A blind spot of some medical doctors in the infection control of diseases like COVID-19

Last week colleagues at Bristol and I published a paper looking at how surgical and cloth masks filter out droplets, and this week I read a recent UK Government SAGE (Scientific Advisory Group For Emergencies) report: Masks for healthcare workers to mitigate airborne transmission of SARS-CoV-2. The two publications are like the proverbial ships passing in the night. There is no overlap, let alone a meeting of minds. For example, in our paper we use “filter”/”filtered” etc 34 times – because masks are basically air filters we wear on our face – the SAGE report uses “filter” etc 0 times. There is a complete absence of curiosity as to what masks actually are, and how they work.

The SAGE authors seem only to consider epidemiological evidence for mask effectiveness, i.e., they only to want to look at evidence that is in the form of “set of healthcare workers A wore masks” while “set B did not”, and “fewer in set A became infected”. But we have very little of this type of evidence*. However, we have excellent evidence on how masks of all types work.
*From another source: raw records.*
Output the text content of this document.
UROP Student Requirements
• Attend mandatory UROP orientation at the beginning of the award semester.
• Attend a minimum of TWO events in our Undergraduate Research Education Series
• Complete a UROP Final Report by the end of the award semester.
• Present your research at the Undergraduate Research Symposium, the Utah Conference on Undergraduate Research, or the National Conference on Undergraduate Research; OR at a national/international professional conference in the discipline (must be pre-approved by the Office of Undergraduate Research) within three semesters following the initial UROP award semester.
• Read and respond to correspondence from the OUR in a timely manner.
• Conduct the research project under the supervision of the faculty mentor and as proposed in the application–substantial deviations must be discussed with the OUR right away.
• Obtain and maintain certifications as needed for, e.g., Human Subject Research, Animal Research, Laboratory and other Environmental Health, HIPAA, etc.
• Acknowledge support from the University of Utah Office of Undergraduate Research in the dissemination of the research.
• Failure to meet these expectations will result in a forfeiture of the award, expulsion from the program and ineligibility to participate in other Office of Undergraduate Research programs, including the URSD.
For example, we know that the proper PPE masks, called FFP2/FFP3/N95, offer much more protection than the surgical masks nurses and doctors are being advised to wear in many circumstances. We know this because the protection can be**, and has been, measured. This part of SAGE ignores this high quality evidence.

As far as I can tell the SAGE authors want to treat assessing the effectiveness of masks just as they would a drug or a vaccine – i.e., in a way they are comfortable with. I don’t think that is the best way because masks are not like a drug or vaccine. With a drug or vaccine there is basically no good way for testing if they work, other than the sort of clinical trials medical doctors are familiar with. For a mask we can just measure how good a filter it is. We can straightforwardly do the measurements and show that a well fit FFP3 mask filters out 99%+ of droplets, while a surgical mask with a decent fit filters out around 80% at best. This shows FFP3 masks offer much more protection. There are no equivalent measurements you can do for a drug or vaccine.

I think here SAGE needs to look at a broader range of evidence, although to be fair we could have looked at bit harder at the epidemiological data in our paper.

* We don’t consider this epidemiological evidence in our paper, partly I guess because we have the opposite bias to the medics who wrote the SAGE report – we are more comfortable with measurements than epidemiological data – and partly because the epidemiological data is so limited and inconclusive.

** Actually, we can only measure how efficiently droplets are filtered out, but as we know the virus is in these droplets this is a good enough proxy here.